Queste situazioni possono condizionare fortemente la vita di relazione del soggetto con gli altri, arrivando a farlo sentire non più in grado di tutelare la sua famiglia e ad essere di peso per quest’ultima, creandogli, in alcuni casi, un isolamento dal mondo esterno. Quindi, ciascuno di questi momenti può essere la scintilla scatenante dell’insorgenza della depressione.
Altro problema è quello legato ai familiari, i quali possono rapportarsi alla patologia del congiunto in modi differenti; infatti, anche nel caso dei parenti o degli amici, ci sono comportamenti che vanno dall’iperprotettività – tipica dei genitori – al rifiuto della patologia, avendo raramente un approccio corretto e bilanciato con le situazioni che si vengono a creare.
La scoperta della retinite pigmentosa è sempre e comunque un trauma per tutto il nucleo familiare e la presenza di uno psicologo esperto in disabilità visive, al momento della diagnosi, può aiutare sia l’interessato che i suoi familiari a superare lo shock iniziale.
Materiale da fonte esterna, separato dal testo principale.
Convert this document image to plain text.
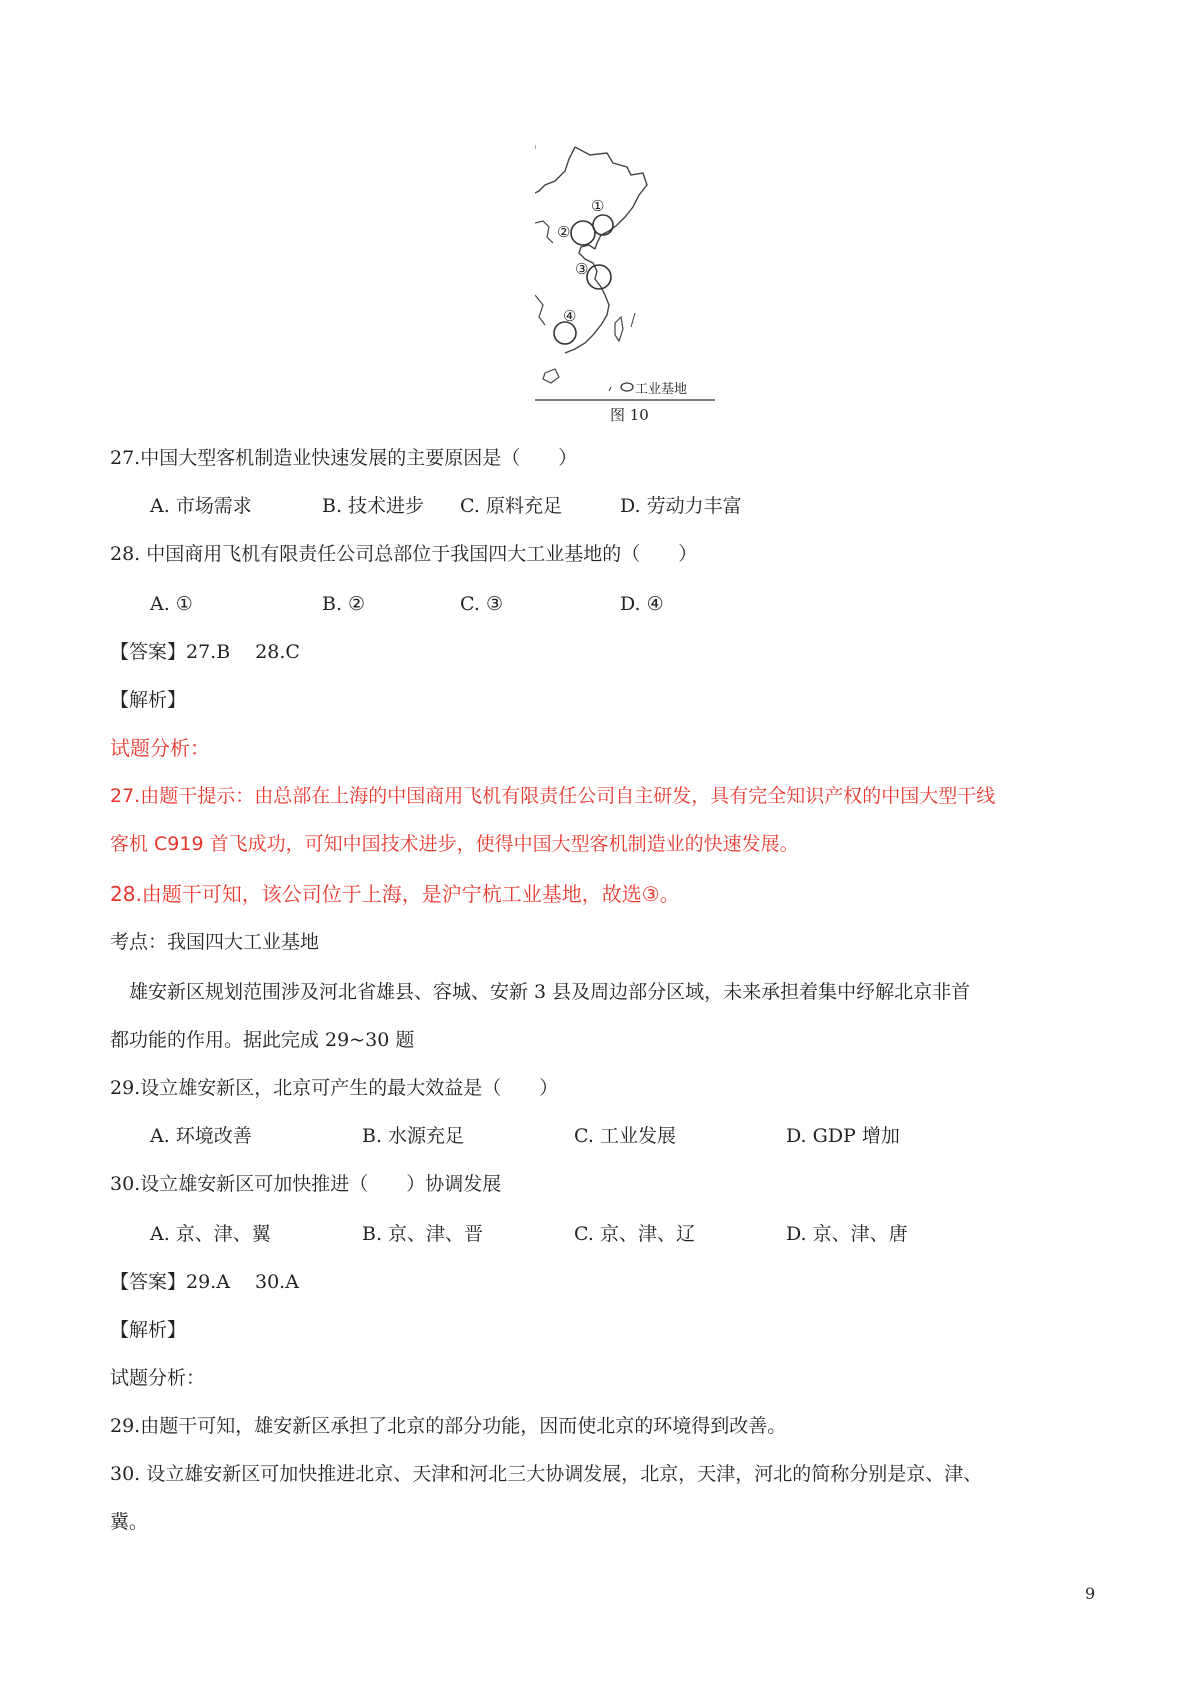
①
②
③
④
工业基地
图 10
27.中国大型客机制造业快速发展的主要原因是（　　）
A. 市场需求	B. 技术进步 C. 原料充足	D. 劳动力丰富
28. 中国商用飞机有限责任公司总部位于我国四大工业基地的（　　）
A. ①	B. ②	C. ③	D. ④
【答案】27.B　 28.C
【解析】
试题分析：
27.由题干提示：由总部在上海的中国商用飞机有限责任公司自主研发，具有完全知识产权的中国大型干线
客机 C919 首飞成功，可知中国技术进步，使得中国大型客机制造业的快速发展。
28.由题干可知，该公司位于上海，是沪宁杭工业基地，故选③。
考点：我国四大工业基地
　雄安新区规划范围涉及河北省雄县、容城、安新 3 县及周边部分区域，未来承担着集中纾解北京非首
都功能的作用。据此完成 29~30 题
29.设立雄安新区，北京可产生的最大效益是（　　）
A. 环境改善	B. 水源充足	C. 工业发展	D. GDP 增加
30.设立雄安新区可加快推进（　　）协调发展
A. 京、津、翼	B. 京、津、晋	C. 京、津、辽	D. 京、津、唐
【答案】29.A　 30.A
【解析】
试题分析：
29.由题干可知，雄安新区承担了北京的部分功能，因而使北京的环境得到改善。
30. 设立雄安新区可加快推进北京、天津和河北三大协调发展，北京，天津，河北的简称分别是京、津、
冀。
9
Inoltre, lo psicoterapeuta può aiutare il nucleo familiare quando compaiono le problematiche di vita quotidiana sopra esposte.
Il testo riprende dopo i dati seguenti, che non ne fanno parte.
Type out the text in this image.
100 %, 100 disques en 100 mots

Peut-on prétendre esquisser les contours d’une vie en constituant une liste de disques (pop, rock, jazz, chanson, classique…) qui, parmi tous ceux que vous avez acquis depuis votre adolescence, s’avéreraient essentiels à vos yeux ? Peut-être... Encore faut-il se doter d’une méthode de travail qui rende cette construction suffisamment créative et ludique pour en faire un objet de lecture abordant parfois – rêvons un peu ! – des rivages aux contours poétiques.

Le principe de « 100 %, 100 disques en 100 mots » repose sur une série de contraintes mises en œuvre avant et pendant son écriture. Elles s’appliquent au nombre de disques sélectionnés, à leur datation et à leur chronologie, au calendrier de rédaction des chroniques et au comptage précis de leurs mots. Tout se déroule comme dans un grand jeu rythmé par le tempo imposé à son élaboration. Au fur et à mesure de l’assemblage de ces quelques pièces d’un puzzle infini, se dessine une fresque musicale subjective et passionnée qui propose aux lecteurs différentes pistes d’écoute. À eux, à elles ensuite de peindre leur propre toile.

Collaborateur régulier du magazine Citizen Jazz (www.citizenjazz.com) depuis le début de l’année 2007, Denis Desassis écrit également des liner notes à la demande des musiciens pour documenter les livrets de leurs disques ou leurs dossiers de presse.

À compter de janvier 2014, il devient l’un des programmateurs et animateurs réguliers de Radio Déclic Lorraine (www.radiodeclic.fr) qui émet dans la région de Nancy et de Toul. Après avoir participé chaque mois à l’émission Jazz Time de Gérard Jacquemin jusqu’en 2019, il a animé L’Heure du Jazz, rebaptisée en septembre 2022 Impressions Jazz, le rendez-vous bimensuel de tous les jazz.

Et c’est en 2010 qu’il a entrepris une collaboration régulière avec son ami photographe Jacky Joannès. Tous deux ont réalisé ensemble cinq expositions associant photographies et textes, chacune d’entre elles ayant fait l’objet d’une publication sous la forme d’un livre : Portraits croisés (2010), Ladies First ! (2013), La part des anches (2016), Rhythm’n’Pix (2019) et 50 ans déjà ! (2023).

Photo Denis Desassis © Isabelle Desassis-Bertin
*Psicologa, psicoterapeuta familiare relazionale e grafologa.
Il presente testo è ripreso da un sito creato da Vincenzo Luigi Milanesi (raggiungibile cliccando qui), quarantottenne romano affetto dalla nascita da retinite pigmentosa, grazie alla cui disponibilità potremo “attingere” prossimamente ulteriori approfondimenti da lui pubblicati.
Qui di seguito riprendiamo un’ampia parte della Prefazione del sito stesso il quale si presenta in una duplice versione, la prima delle quali riservata a persone non vedenti e ipovedenti, l’altra alle persone normovedenti:
«Vincenzo Luigi Milanesi, quarantottenne romano affetto dalla nascita da retinite pigmentosa (patologia oculare genetica progressiva e ad oggi incurabile), nonostante questa grave menomazione, grazie al suo carattere e al suo coraggio, ma soprattutto all’intelligenza e all’apertura mentale dei suoi genitori e di conseguenza all’educazione che gli hanno impartito, ha sempre condotto e conduce una vita “normalissima”, nonostante gli ovvi condizionamenti del suo stato fisico.
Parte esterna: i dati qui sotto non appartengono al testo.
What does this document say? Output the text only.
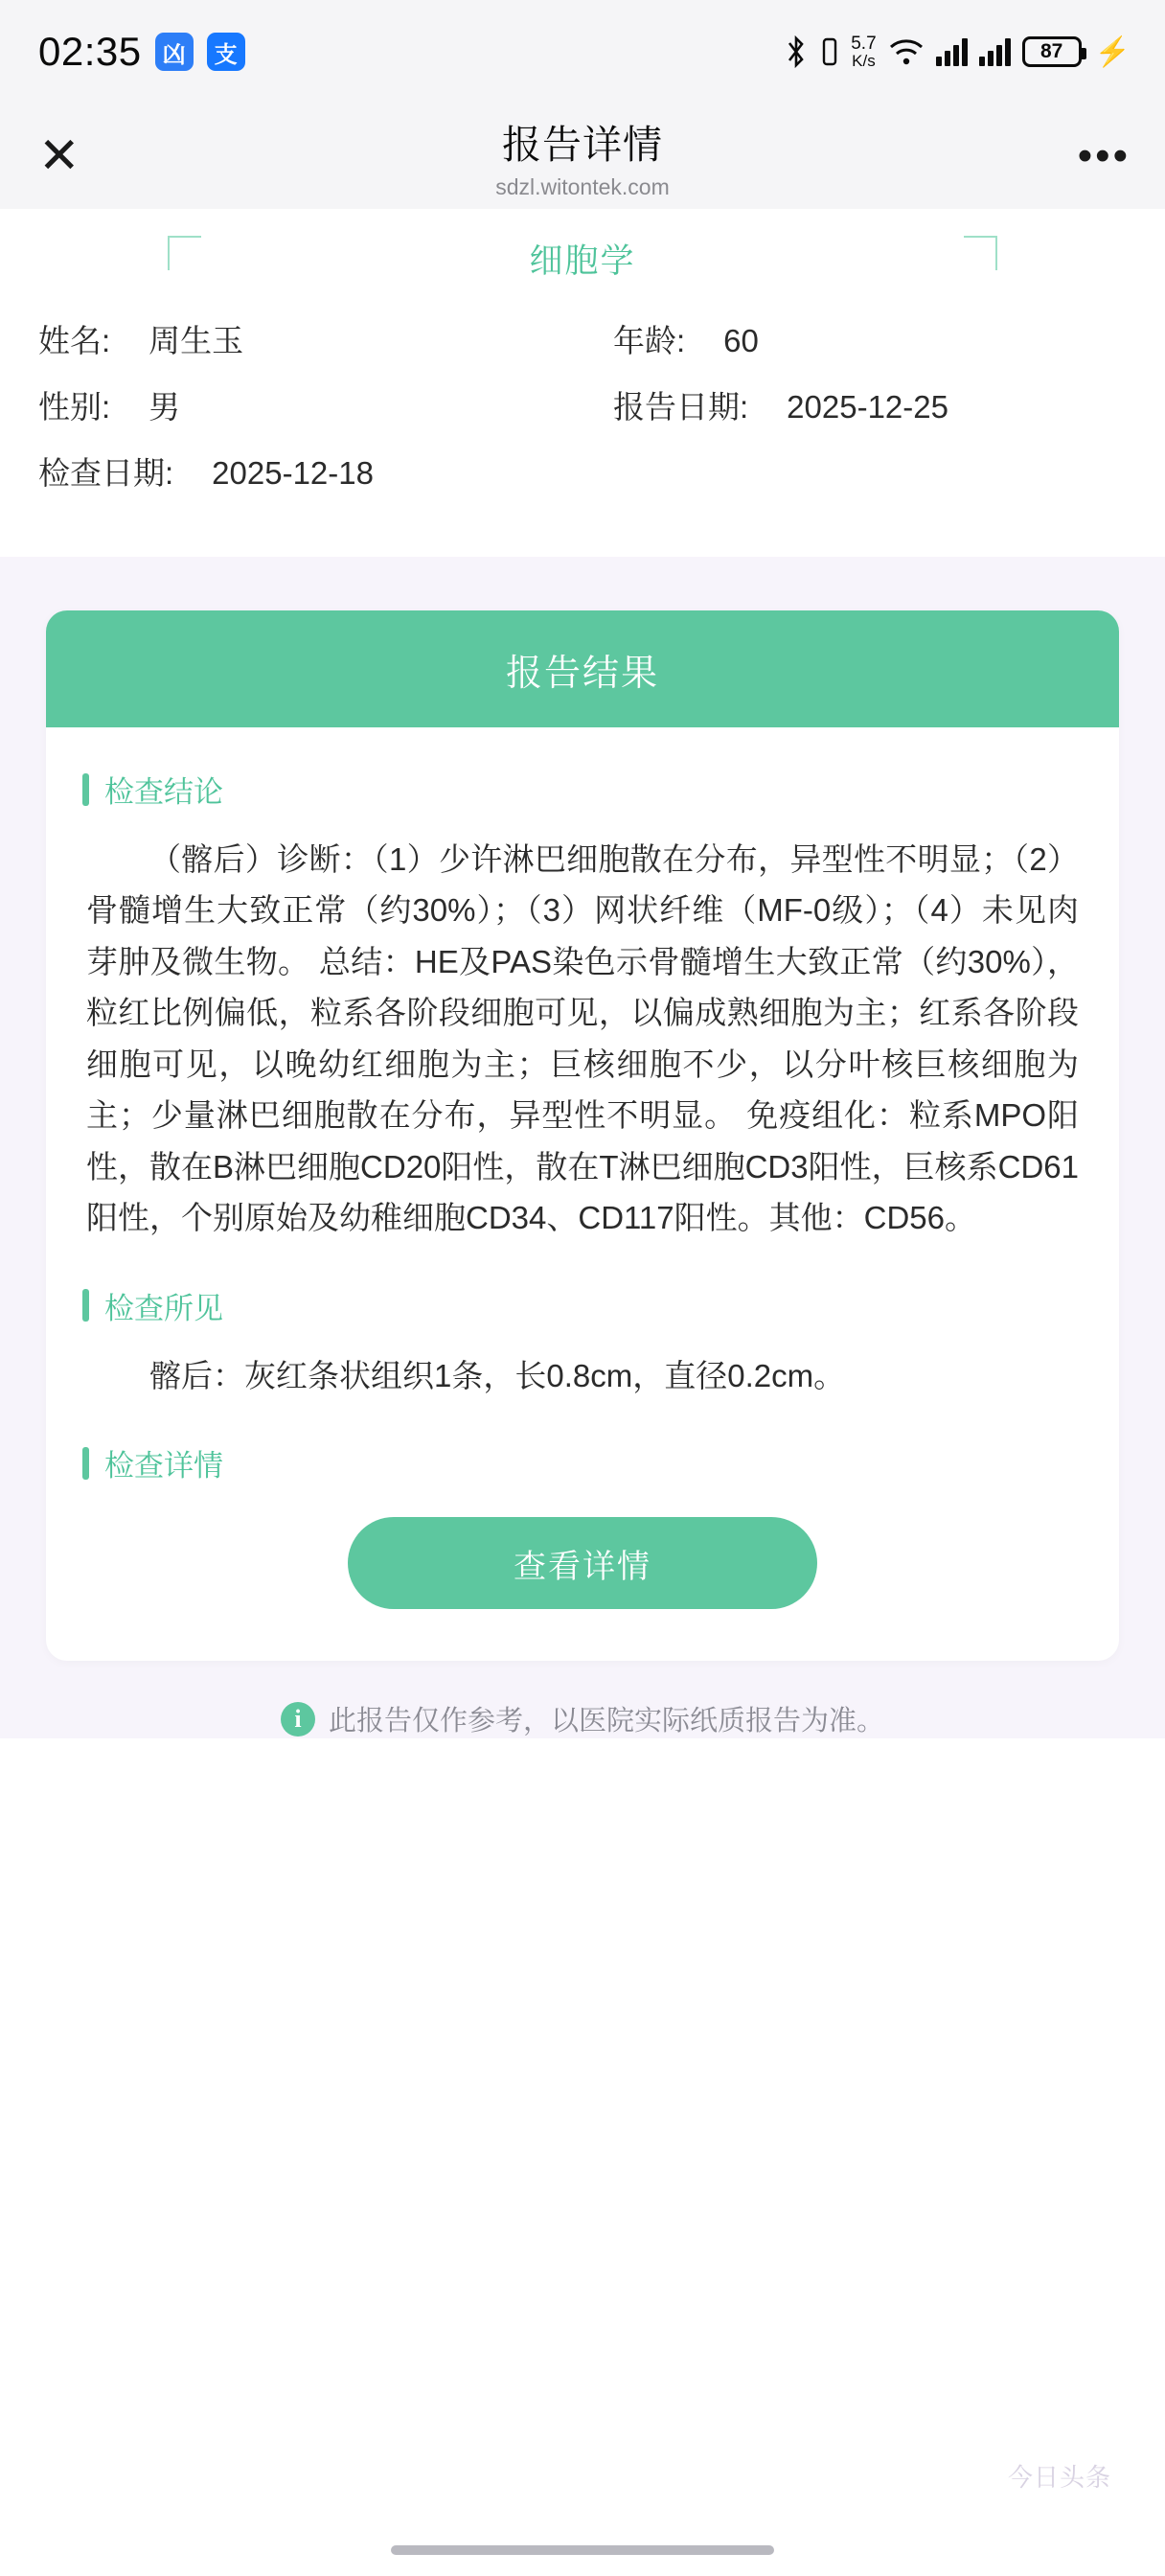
02:35 凶	支	5.7
K/s	87	⚡
✕	报告详情
sdzl.witontek.com
•••
细胞学
姓名: 周生玉	年龄: 60
性别: 男	报告日期: 2025-12-25
检查日期: 2025-12-18
报告结果
检查结论
（髂后）诊断：（1）少许淋巴细胞散在分布，异型性不明显；（2）骨髓增生大致正常（约30%）；（3）网状纤维（MF-0级）；（4）未见肉芽肿及微生物。 总结：HE及PAS染色示骨髓增生大致正常（约30%），粒红比例偏低，粒系各阶段细胞可见，以偏成熟细胞为主；红系各阶段细胞可见，以晚幼红细胞为主；巨核细胞不少，以分叶核巨核细胞为主；少量淋巴细胞散在分布，异型性不明显。 免疫组化：粒系MPO阳性，散在B淋巴细胞CD20阳性，散在T淋巴细胞CD3阳性，巨核系CD61阳性，个别原始及幼稚细胞CD34、CD117阳性。其他：CD56。
检查所见
髂后：灰红条状组织1条，长0.8cm，直径0.2cm。
检查详情
查看详情
i 此报告仅作参考，以医院实际纸质报告为准。
今日头条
Essendo Vincenzo un esperto di informatica, un po’ per necessità di mantenersi aggiornato sulle nuove tecnologie e un po’ per gioco, nel 1998 decide che è giunto per lui il momento di imparare a realizzare siti web e per caso sceglie come argomentazione da trattare la retinite pigmentosa, come un autore di libri che inizia con “un’autobiografia” la sua carriera di scrittore.
Nasce così nel 1999 www.vincenzoluigimilanesi.it e appena viene messo in rete, il “gioco” si rivela essere un vero e proprio punto di riferimento per molte persone affette da questa patologia e per i parenti o amici di questi ultimi.
L’autore è solo in quel momento che si rende conto di essere una persona fortunatissima ad essere come è, a non vivere tutte quelle ansie, quelle paure che affliggono molti dei suoi corrispondenti e, aiutato dall’ex moglie Francesca [Ruiz, autrice dell’approfondimento qui riproposto, N.d.R.], cerca di sostenerle psicologicamente, raccontando nuovamente le sue esperienze e il suo modo di essere, con l’intento di spronare chi scrive, provando a far capire che si può vivere benissimo anche in presenza di particolari menomazioni.
Nel sito, non di carattere scientifico, l’autore ha inserito anche la sua storia di vita di persona “normale” (pur se con un handicap visivo così grave)».